In ruling on the suit filed by the Socio-Economic Rights and Accountability Project (SERAP) seeking an extension of the exercise beyond June 30, the Federal High Court ruled that it is within INEC’s powers to set this date provided it is not later than 90 days before the date fixed for the general elections as provided in Section 9(6) of the Electoral Act 2022. This means that INEC is well within its right to set and stay with this deadline. At some level, we understand why INEC would want to end CVR at this point, it’s to enable them to prepare adequately and make sure all registered voters get their PVC before election. This is critical because in elections past, we have seen where registered voters do not get their PVC and are as such disenfranchised, unable to vote.
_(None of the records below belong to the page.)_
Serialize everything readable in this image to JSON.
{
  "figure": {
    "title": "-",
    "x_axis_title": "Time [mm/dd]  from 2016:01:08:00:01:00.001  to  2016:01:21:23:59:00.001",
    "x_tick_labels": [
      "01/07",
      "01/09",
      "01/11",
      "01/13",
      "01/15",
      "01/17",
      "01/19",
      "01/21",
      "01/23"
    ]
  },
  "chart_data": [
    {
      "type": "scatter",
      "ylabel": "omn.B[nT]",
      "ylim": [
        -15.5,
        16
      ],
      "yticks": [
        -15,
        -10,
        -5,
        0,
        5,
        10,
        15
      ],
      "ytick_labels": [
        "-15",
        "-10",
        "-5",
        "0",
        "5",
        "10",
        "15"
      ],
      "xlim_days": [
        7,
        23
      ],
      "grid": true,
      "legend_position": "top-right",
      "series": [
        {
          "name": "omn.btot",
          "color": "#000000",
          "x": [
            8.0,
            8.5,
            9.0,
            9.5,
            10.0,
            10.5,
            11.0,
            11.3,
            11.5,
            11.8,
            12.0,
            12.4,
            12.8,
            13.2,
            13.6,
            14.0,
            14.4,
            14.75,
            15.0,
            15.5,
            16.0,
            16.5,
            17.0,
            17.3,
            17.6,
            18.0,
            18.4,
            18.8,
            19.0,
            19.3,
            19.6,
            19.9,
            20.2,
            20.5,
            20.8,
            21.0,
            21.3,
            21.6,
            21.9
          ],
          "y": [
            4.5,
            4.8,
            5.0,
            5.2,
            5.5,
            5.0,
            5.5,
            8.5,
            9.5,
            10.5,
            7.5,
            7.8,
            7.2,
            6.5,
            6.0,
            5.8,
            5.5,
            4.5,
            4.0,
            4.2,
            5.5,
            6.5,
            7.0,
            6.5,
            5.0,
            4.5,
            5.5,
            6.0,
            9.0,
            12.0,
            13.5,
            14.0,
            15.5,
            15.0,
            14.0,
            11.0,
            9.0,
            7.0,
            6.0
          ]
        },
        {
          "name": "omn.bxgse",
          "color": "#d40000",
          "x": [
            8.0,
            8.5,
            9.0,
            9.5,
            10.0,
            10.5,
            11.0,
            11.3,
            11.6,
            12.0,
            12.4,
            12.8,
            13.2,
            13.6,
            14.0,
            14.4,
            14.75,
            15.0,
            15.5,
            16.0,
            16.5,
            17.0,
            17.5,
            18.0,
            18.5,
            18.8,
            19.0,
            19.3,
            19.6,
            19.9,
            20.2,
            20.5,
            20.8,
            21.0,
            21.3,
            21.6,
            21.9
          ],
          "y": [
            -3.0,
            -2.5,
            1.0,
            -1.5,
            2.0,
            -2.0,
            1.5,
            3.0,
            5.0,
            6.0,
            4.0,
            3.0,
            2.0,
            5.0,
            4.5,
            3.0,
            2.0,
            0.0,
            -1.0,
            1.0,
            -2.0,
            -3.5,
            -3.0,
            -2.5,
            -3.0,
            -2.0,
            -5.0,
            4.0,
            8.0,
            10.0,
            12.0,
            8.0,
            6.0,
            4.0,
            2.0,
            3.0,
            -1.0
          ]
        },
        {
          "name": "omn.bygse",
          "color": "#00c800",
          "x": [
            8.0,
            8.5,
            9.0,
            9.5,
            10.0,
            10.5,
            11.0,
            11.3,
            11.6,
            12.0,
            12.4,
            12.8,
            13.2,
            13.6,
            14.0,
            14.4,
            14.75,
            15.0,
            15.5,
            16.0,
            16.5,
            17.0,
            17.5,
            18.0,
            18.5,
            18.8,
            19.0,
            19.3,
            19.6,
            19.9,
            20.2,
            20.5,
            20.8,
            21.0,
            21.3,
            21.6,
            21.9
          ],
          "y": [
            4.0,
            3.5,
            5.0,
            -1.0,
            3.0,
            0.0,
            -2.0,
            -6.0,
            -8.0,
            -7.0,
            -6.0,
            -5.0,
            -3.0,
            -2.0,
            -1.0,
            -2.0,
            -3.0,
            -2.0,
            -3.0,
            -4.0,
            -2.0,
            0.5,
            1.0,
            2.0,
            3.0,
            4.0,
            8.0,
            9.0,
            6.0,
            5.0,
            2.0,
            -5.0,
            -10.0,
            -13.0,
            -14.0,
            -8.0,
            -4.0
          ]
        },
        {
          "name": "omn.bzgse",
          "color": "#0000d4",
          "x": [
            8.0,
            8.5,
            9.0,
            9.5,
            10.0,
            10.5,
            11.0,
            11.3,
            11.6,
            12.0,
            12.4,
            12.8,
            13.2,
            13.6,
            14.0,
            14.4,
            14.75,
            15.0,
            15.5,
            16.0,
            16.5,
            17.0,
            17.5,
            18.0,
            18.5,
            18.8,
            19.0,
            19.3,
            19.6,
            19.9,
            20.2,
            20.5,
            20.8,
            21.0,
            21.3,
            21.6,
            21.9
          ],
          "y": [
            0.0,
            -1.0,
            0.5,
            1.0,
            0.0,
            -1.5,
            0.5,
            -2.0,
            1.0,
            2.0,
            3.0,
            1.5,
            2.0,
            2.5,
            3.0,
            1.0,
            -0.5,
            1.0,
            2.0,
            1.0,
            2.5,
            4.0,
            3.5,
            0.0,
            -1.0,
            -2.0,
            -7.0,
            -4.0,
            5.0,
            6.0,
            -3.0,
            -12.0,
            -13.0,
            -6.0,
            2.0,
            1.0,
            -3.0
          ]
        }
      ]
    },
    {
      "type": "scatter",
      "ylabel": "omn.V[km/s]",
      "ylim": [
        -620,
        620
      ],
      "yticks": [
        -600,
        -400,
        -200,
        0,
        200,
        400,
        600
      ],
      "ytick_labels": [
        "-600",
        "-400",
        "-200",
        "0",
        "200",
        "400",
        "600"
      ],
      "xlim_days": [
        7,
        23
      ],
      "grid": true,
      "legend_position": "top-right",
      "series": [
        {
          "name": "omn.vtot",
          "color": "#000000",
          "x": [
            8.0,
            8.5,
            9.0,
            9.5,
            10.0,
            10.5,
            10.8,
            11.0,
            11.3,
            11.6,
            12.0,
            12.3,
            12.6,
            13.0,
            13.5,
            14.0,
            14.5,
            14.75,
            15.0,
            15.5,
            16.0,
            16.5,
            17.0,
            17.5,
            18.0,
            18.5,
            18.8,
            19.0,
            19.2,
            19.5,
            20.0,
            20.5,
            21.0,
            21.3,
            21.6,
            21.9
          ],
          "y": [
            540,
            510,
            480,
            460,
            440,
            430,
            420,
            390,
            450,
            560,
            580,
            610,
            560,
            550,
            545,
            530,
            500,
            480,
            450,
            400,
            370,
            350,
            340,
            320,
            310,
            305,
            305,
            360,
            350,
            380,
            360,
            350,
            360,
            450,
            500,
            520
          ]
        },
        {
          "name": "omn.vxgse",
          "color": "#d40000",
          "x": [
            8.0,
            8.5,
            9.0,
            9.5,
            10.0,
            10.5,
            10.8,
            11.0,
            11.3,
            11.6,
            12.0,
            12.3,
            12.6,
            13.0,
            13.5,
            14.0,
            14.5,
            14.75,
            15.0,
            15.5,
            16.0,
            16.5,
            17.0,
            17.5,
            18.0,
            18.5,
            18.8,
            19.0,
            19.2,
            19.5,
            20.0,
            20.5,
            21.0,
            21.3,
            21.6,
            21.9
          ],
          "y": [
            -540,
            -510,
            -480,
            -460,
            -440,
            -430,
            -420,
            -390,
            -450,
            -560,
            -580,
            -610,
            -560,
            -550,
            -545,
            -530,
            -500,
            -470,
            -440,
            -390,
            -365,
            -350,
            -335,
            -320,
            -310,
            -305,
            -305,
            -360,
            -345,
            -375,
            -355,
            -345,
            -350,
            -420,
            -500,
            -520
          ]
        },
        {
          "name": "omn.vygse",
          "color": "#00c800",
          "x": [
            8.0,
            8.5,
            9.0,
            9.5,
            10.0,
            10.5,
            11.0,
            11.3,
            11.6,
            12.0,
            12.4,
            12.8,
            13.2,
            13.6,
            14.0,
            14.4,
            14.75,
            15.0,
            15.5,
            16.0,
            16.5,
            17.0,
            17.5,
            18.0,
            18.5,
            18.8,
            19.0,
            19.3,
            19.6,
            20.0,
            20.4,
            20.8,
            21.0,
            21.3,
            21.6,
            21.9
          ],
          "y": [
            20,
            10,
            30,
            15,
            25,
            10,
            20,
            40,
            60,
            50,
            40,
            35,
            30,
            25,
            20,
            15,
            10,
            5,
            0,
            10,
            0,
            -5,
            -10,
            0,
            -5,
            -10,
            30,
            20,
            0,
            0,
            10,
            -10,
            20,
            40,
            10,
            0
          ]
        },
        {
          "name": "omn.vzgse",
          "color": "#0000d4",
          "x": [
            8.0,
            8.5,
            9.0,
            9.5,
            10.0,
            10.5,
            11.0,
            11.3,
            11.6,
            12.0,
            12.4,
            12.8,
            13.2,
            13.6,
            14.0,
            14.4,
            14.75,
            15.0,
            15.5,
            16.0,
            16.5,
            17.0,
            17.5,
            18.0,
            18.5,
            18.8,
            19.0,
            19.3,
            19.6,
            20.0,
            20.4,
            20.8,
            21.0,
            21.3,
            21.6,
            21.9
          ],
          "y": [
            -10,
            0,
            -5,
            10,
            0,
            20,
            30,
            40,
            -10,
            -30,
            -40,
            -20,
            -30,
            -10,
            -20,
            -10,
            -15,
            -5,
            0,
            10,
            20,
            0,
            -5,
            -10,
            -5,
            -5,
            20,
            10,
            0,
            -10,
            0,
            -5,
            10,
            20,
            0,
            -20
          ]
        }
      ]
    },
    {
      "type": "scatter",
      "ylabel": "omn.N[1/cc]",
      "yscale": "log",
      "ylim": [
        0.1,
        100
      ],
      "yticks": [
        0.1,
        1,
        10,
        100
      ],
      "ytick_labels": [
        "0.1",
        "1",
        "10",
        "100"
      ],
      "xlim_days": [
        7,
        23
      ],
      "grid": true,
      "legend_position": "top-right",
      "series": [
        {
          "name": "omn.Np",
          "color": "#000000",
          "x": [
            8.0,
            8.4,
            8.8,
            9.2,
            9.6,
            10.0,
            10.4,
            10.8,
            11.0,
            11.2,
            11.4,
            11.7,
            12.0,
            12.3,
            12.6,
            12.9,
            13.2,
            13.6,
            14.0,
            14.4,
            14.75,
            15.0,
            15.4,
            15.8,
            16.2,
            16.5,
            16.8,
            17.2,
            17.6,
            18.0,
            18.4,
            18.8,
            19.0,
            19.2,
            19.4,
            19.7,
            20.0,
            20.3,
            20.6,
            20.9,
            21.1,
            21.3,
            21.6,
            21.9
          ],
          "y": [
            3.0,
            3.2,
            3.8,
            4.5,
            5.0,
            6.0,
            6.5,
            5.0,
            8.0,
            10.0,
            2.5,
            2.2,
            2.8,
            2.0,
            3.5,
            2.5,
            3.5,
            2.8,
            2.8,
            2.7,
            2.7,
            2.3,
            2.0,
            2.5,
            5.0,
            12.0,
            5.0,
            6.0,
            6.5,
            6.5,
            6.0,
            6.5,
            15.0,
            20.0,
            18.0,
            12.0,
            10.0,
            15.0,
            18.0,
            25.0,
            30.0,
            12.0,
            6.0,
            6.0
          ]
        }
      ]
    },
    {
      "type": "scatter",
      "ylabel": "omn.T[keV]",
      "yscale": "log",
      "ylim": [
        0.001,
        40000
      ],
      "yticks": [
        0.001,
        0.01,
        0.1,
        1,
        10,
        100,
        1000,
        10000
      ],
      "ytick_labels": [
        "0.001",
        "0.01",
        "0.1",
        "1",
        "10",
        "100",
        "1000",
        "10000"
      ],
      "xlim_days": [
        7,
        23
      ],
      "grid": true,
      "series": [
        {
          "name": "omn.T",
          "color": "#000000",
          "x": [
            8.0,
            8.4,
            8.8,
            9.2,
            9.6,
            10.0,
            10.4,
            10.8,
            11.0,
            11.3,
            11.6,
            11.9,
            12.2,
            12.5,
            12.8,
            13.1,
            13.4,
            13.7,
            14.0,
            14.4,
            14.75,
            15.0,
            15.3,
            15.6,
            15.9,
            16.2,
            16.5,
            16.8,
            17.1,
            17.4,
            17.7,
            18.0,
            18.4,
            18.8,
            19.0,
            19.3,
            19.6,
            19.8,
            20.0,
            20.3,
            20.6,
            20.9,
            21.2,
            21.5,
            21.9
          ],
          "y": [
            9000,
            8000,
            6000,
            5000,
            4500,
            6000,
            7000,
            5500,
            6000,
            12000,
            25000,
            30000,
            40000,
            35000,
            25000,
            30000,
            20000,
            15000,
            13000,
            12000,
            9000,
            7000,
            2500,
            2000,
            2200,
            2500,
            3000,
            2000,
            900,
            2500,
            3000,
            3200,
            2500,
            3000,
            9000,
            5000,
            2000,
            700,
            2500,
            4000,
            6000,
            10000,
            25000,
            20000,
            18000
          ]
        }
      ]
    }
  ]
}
The proposed length of time between the end of the voter registrations and elections gives INEC no excuse not to get the logistics in place and produce the necessary PVCs coupled with the fact that the new Electoral Act has ensured that INEC gets its adequate funding released ahead of time, so as not to do last minute preparations that have happened in past elections like 2019, which caused the postponing of the elections by a week. In addition, there have been arguments around shifting focus from CVR to PVC printing and collection, as INEC prints in batches. However, there is a high chance of disenfranchising people of what is a basic right in a democracy – the right to vote with this move as they will be unable to participate in the 2023 elections once this closes. By INEC’s last count, about 11 million new voters have entered the pool via this CVR process. This is enough to impact the 2023 elections significantly, and if INEC gets its act together, and ensures all those who seek their PVCs are able to pick them up before the elections, this will be a gamechanger in the 2023 elections. It is therefore important to hold INEC accountable and demand utmost transparency in the information it releases on PVC collection going forward.